Plasma membrane interactions such as the transient protein-protein or protein-lipid complexes, the formation of lipid nanodomains (often denoted “rafts”) or diffusional restrictions by the cortical cytoskeleton, are considered to play a functional part in a whole range of membrane-associated processes. However, the direct and non-invasive observation of such structures in living cells is impeded by the resolution limit of >200nm of a conventional far-field optical microscope. Here we present the use of the combination of super-resolution STED microscopy with fluorescence correlation spectroscopy (FCS) for the disclosure of complex nanoscopic dynamical processes. By performing FCS measurements in focal spots tuned to a diameter of down to 30 nm, we have obtained new details of molecular membrane dynamics, such as of transient lipid-protein interactions and of diffusional restrictions by the cortical cytoskeleton. Further insights will be given for molecular dynamics in the plasma membrane of immune cells, specifically during T-cell activation.

Speaker information

Professor Christian Eggeling,MRC Human Immunology Unit & Wolfson Imaging Centre Oxford, Weatherall Institute of Molecular Medicine, University of Oxford,Professor Eggeling holds a diploma and PhD in Physics from the University of Göttingen, where he optimized single-molecule detection.
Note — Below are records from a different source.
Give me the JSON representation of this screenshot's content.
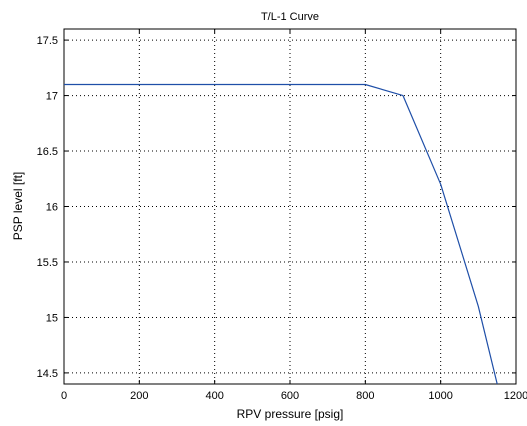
{
  "chart_data": {
    "type": "line",
    "title": "T/L-1 Curve",
    "xlabel": "RPV pressure [psig]",
    "ylabel": "PSP level [ft]",
    "xlim": [
      0,
      1200
    ],
    "ylim": [
      14.4,
      17.6
    ],
    "xticks": [
      0,
      200,
      400,
      600,
      800,
      1000,
      1200
    ],
    "yticks": [
      14.5,
      15,
      15.5,
      16,
      16.5,
      17,
      17.5
    ],
    "xtick_labels": [
      "0",
      "200",
      "400",
      "600",
      "800",
      "1000",
      "1200"
    ],
    "ytick_labels": [
      "14.5",
      "15",
      "15.5",
      "16",
      "16.5",
      "17",
      "17.5"
    ],
    "grid": true,
    "grid_style": "dotted",
    "series": [
      {
        "color": "#1f4fa8",
        "x": [
          0,
          800,
          900,
          1000,
          1100,
          1150
        ],
        "y": [
          17.1,
          17.1,
          17.0,
          16.2,
          15.1,
          14.4
        ]
      }
    ]
  }
}
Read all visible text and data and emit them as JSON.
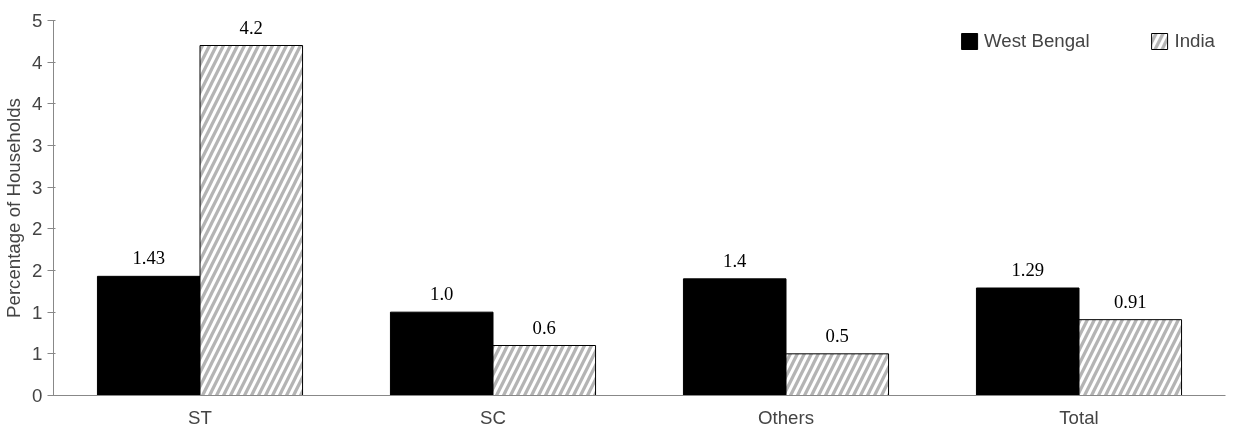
{
  "chart_data": {
    "type": "bar",
    "ylabel": "Percentage of Households",
    "categories": [
      "ST",
      "SC",
      "Others",
      "Total"
    ],
    "series": [
      {
        "name": "West Bengal",
        "color": "#000000",
        "values": [
          1.43,
          1.0,
          1.4,
          1.29
        ],
        "value_labels": [
          "1.43",
          "1.0",
          "1.4",
          "1.29"
        ]
      },
      {
        "name": "India",
        "color": "#b4b4b4",
        "values": [
          4.2,
          0.6,
          0.5,
          0.91
        ],
        "value_labels": [
          "4.2",
          "0.6",
          "0.5",
          "0.91"
        ]
      }
    ],
    "ylim": [
      0,
      4.5
    ],
    "yticks": [
      0,
      {
        "value": 0.5,
        "label": "1"
      },
      1,
      {
        "value": 1.5,
        "label": "2"
      },
      2,
      {
        "value": 2.5,
        "label": "3"
      },
      3,
      {
        "value": 3.5,
        "label": "4"
      },
      4,
      {
        "value": 4.5,
        "label": "5"
      }
    ],
    "grid": false,
    "legend": "top right"
  }
}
From 2000 to 2003, he was a research scientist at Evotec, Hamburg, developing advanced fluorescence microscopy techniques for high-throughput drug screening. At the end of 2003, he moved to the department of Prof. Stefan Hell (Nobel Laureat in Chemistry 2014) at the MPI of Biophysical Chemistry, Göttingen as a senior scientist, where he was involved in pushing the field of optical super-resolution microscopy, specifically the biological applicability of STED microscopy. Since the end of 2012, he has been a principal investigator in the Human Immunology Unit and the scientific director of the Wolfson Imaging Centre at the Weatherall Institute of Molecular Medicine, Oxford University, who recognized him with the title Professor of Molecular Immunology in 2014. He is applying advanced microscopy for the investigation of immune cells and cellular plasma membrane organization.